This is the first time that age-related decline due to protein build-up has been arrested in an entire organ or in a live animal, it said.
The findings could pave the way to therapies for life-threatening liver conditions common in the late stages of life, the study said.
They could even lead to a recipe for boosting longevity.
In experiments, livers in genetically modified mice 22-to-26 months old -- the equivalent of octogenarians in human years -- cleaned blood as efficiently as those in animals a quarter their age.
By contrast, the livers of normal mice in a control group began to fail.
The benefits of restoring the cleaning mechanisms found inside all cells could extend far beyond a single organ, said the study's main architect Ana Maria Cuervo, a researcher at the Albert Einstein College of Medicine at Yeshiva University in New York City.
"Our findings are particularly relevant for neurodegenerative disorders such as Parkinson's and Alzheimer's," she told AFP.
"Many of these diseases are due to 'misbehaving' or damaged proteins that accumulate in neurons. By preventing this decline in protein clearance, we may be able to keep these people free of symptoms for a longer time," she explained in a e-mail.
If the body's ability to dispose of cell debris within the cell were enhanced across a wider range of tissues, she added, it could extend life as well.
The study goes a long way toward settling a sharp debate in the booming field of aeging research.
Published online in the British journal Nature Medicine, it shows that the failure to remove damaged proteins are a cause, and not the consequence, of the reduced functions that characterises the biological endgame.
Cuervo's experiments also point to at least one way those functions can be fixed.
In healthy organisms, a surveillance system inside cells called chaperone-mediated autophagy (CMA) locates, digests and destroys damaged proteins.
Specialised molecules -- the "chaperones" -- ferry the harmful material to membrane-bound sacs of enzymes within the cells known as lysosomes.
Once the cargo has been "docked", a receptor molecule transfers the protein into the sac, where it is rapidly digested.
With age, these receptors stop working as well, resulting in a dangerous build up of faulty proteins that has been linked -- in the liver -- to insulin resistance as well as the inability to metabolise sugar, fats or alcohol.
The same breakdown of the cell's cleaning machinery can also impair the liver's ability to remove the toxic build-up of drugs at a stage in life when medication is often part of daily diet.
In genetically modified mice, Cuervo compensated for the loss of the receptors in the animals by adding extra copies. "That was enough to maintain a clean liver and to prove that if you keep your cells clean they work better," she explained.

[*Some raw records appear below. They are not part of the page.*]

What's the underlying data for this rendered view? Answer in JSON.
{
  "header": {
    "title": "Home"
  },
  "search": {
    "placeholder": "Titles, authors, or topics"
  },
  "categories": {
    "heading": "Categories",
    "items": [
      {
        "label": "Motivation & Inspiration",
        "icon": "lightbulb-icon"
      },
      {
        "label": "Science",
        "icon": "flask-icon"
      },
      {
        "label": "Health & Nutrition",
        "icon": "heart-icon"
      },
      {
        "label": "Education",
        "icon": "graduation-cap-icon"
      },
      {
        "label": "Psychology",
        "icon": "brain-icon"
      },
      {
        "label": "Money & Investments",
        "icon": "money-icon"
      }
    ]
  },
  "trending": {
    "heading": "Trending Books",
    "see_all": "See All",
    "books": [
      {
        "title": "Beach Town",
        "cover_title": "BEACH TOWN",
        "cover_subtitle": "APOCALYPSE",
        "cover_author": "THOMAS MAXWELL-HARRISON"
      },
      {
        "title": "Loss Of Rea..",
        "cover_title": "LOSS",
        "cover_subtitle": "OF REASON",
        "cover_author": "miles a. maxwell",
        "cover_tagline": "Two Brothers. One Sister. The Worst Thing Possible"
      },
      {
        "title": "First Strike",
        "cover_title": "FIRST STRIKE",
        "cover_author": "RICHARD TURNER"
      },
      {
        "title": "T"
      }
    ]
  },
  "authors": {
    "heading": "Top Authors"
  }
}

Genetic manipulation is not an option for humans. But Cuervo said her results are likely to spur research to develop drugs that can mimic the results of the experiment, and to extend them to other kinds of tissue.
"Now that we know that repairing that defect is enough to restore a system to its 'youth', we will start screening compounds," she said.

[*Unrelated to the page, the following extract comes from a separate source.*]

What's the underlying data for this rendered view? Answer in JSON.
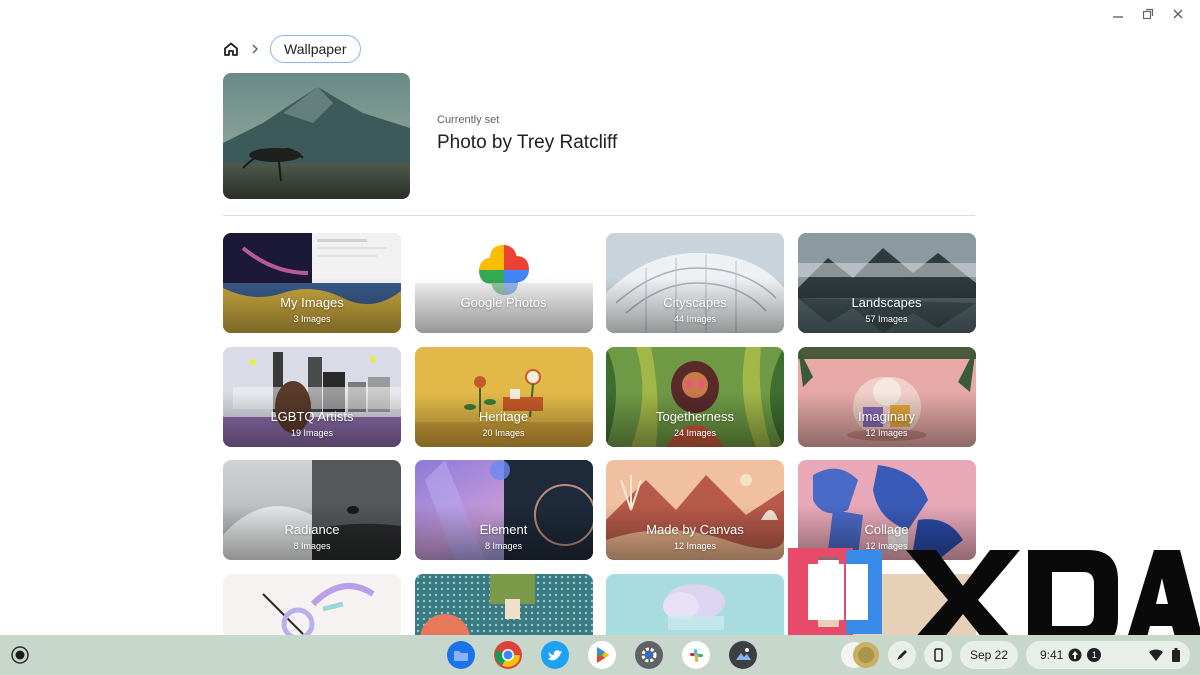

"In light of the enormous improvement that we observed, my opinion is that repairing other systems will have a similar effect."

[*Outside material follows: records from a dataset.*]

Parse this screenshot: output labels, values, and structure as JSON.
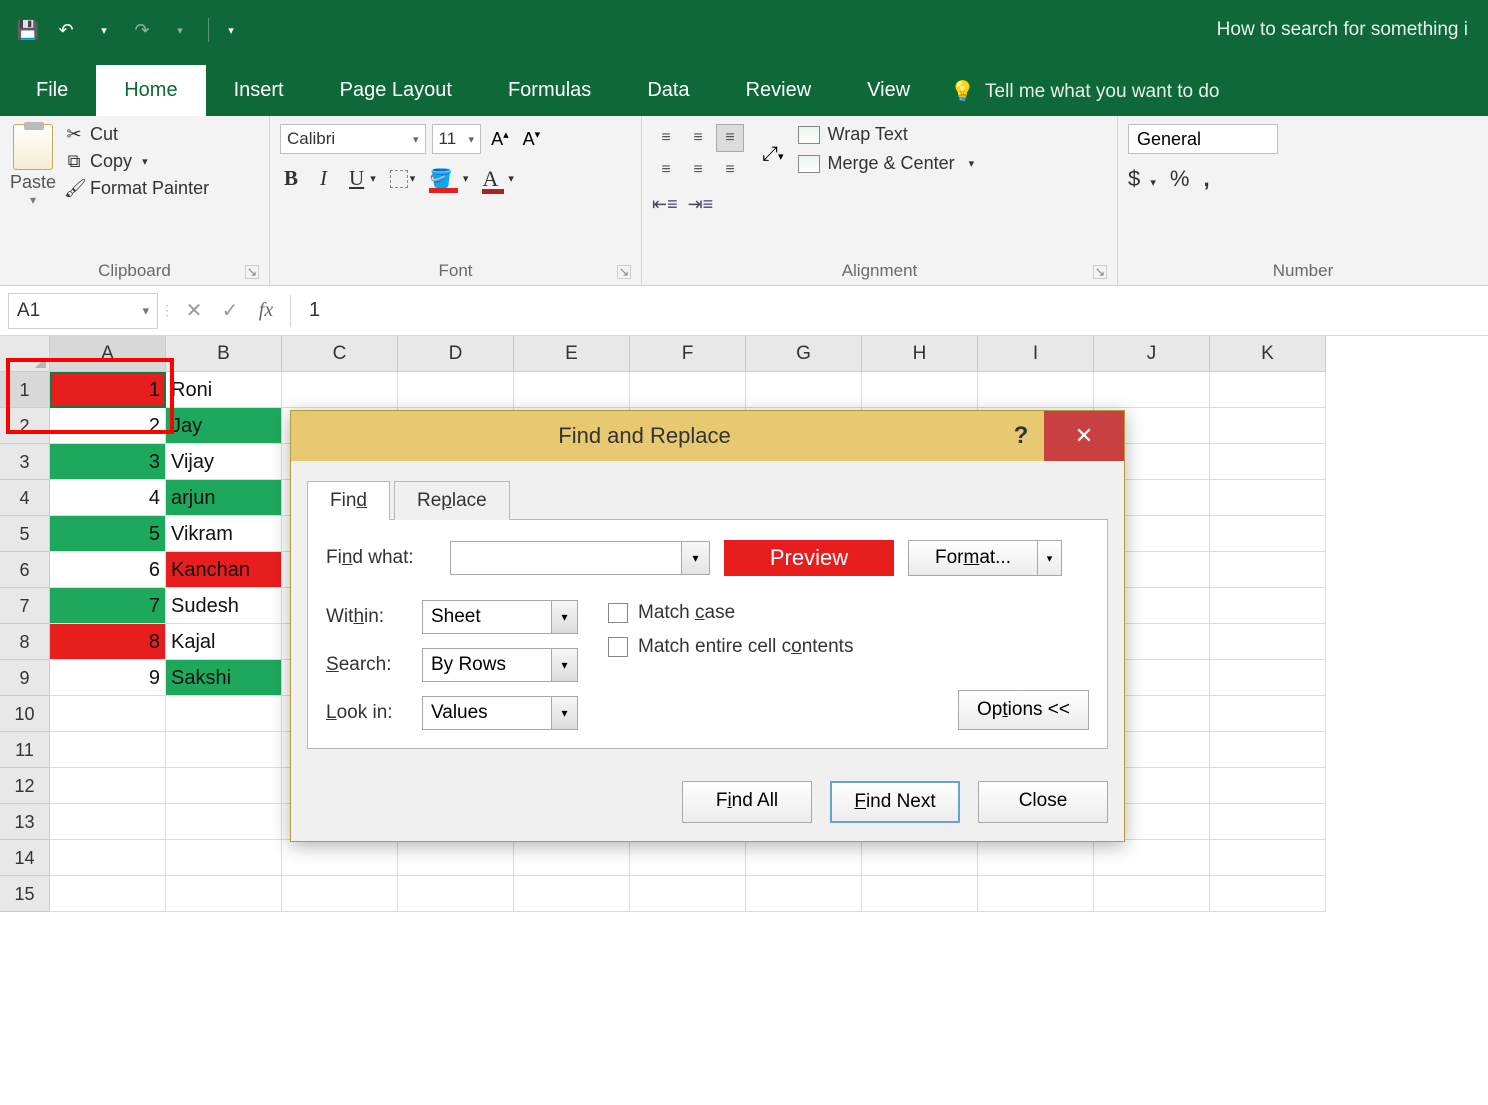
{
  "titlebar": {
    "title_suffix": "How to search for something i"
  },
  "tabs": {
    "file": "File",
    "home": "Home",
    "insert": "Insert",
    "page_layout": "Page Layout",
    "formulas": "Formulas",
    "data": "Data",
    "review": "Review",
    "view": "View",
    "tellme": "Tell me what you want to do"
  },
  "ribbon": {
    "clipboard": {
      "paste": "Paste",
      "cut": "Cut",
      "copy": "Copy",
      "format_painter": "Format Painter",
      "group": "Clipboard"
    },
    "font": {
      "name": "Calibri",
      "size": "11",
      "bold": "B",
      "italic": "I",
      "underline": "U",
      "group": "Font"
    },
    "alignment": {
      "wrap": "Wrap Text",
      "merge": "Merge & Center",
      "group": "Alignment"
    },
    "number": {
      "format": "General",
      "currency": "$",
      "percent": "%",
      "comma": ",",
      "group": "Number"
    }
  },
  "formula_bar": {
    "name_box": "A1",
    "value": "1"
  },
  "columns": [
    "A",
    "B",
    "C",
    "D",
    "E",
    "F",
    "G",
    "H",
    "I",
    "J",
    "K"
  ],
  "row_count": 15,
  "cells": {
    "A": [
      {
        "v": "1",
        "bg": "#e81e1e"
      },
      {
        "v": "2",
        "bg": ""
      },
      {
        "v": "3",
        "bg": "#1ea85e"
      },
      {
        "v": "4",
        "bg": ""
      },
      {
        "v": "5",
        "bg": "#1ea85e"
      },
      {
        "v": "6",
        "bg": ""
      },
      {
        "v": "7",
        "bg": "#1ea85e"
      },
      {
        "v": "8",
        "bg": "#e81e1e"
      },
      {
        "v": "9",
        "bg": ""
      }
    ],
    "B": [
      {
        "v": "Roni",
        "bg": ""
      },
      {
        "v": "Jay",
        "bg": "#1ea85e"
      },
      {
        "v": "Vijay",
        "bg": ""
      },
      {
        "v": "arjun",
        "bg": "#1ea85e"
      },
      {
        "v": "Vikram",
        "bg": ""
      },
      {
        "v": "Kanchan",
        "bg": "#e81e1e"
      },
      {
        "v": "Sudesh",
        "bg": ""
      },
      {
        "v": "Kajal",
        "bg": ""
      },
      {
        "v": "Sakshi",
        "bg": "#1ea85e"
      }
    ]
  },
  "dialog": {
    "title": "Find and Replace",
    "tab_find": "Find",
    "tab_replace": "Replace",
    "find_what": "Find what:",
    "preview": "Preview",
    "format": "Format...",
    "within_label": "Within:",
    "within_value": "Sheet",
    "search_label": "Search:",
    "search_value": "By Rows",
    "lookin_label": "Look in:",
    "lookin_value": "Values",
    "match_case": "Match case",
    "match_entire": "Match entire cell contents",
    "options": "Options <<",
    "find_all": "Find All",
    "find_next": "Find Next",
    "close": "Close"
  }
}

It is also possible that the same kind of "cellular clearance" can be achieved through diet, she said.
Research over the last decade has shown that restricted calorie intake in animals, including mammals, significantly enhances longevity.
In research yet to be published, Cuervo has found that calorie restriction prevents the age-related decrease in CMA.
"My ideal intervention in the future would be a better diet rather than a pill," she commented.